For most teams starting from scratch with only SSH certificate needs, step-ca is the fastest path to production. Teams that need a broader access control plane should evaluate Teleport. Teams already invested in the HashiCorp ecosystem will find Vault’s SSH engine a natural extension.

FAQ

What is the difference between SSH keys and SSH certificates?

SSH public keys are permanent credentials that grant indefinite access until manually revoked. SSH certificates are short-lived credentials signed by a Certificate Authority (CA) that include identity information, expiration times, and permitted principals. When a certificate expires, access is automatically revoked without any server-side changes.

Can I use SSH certificates with existing OpenSSH servers?

Yes. OpenSSH has supported certificate-based authentication since version 5.7 (2011). You simply configure sshd_config with TrustedUserCAKeys pointing to your CA’s public key. No additional software is needed on target servers.

How long should SSH certificates be valid?

Typical validity periods range from 1 hour to 24 hours for user certificates, and up to 30 days for host certificates. Shorter validity means faster automatic revocation but requires more frequent certificate renewal. Most production environments use 8-24 hour user certificates.

Do I need to install an agent on every server?

With step-ca and Vault in CA mode, no — servers only need to trust the CA public key in sshd_config. With Teleport, you install a node agent on each server you want to manage through the Teleport proxy, which enables session recording and other advanced features.

Is step-ca suitable for production use?

Yes. step-ca is used in production by thousands of organizations.
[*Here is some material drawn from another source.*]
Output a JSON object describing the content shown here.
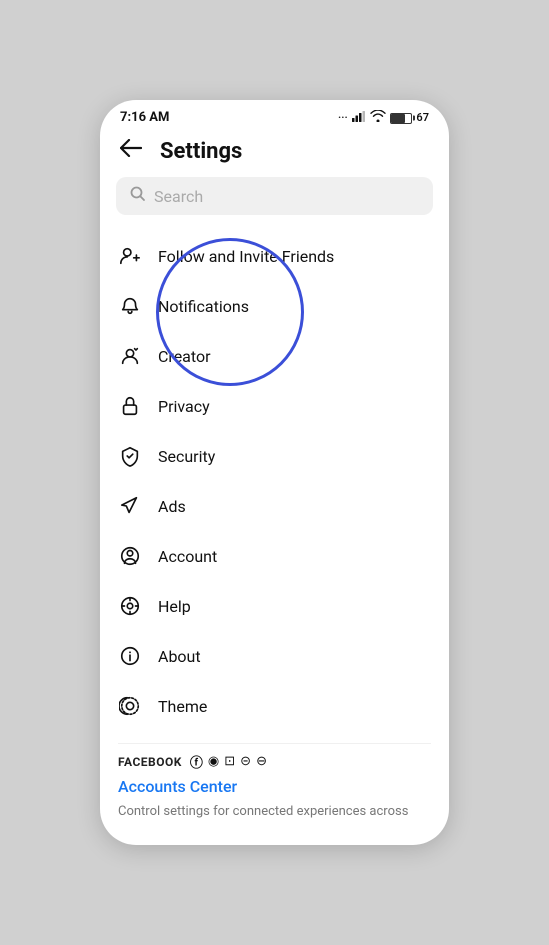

For HA deployments, use PostgreSQL or MySQL as the storage backend instead of the default SQLite. The Smallstep team also offers a managed version (Smallstep PKI) if you prefer not to self-host.

Can Vault generate SSH credentials without certificates?

Yes. Vault’s SSH Secrets Engine supports OTP mode, where Vault generates a one-time password for SSH access instead of using certificates. In this mode, the Vault server temporarily opens a port on the target, the user SSH’s through Vault with the OTP, and Vault injects the credential. This is useful when you can’t modify sshd_config on target servers.

How does Teleport compare to a traditional SSH bastion host?

Teleport replaces the traditional bastion host with a certificate-based proxy. Instead of SSHing through a jump server and managing its authorized_keys, Teleport issues short-lived certificates that allow direct access to target servers, with all sessions recorded and audited. It eliminates the bastion as a single point of failure and a credential management burden.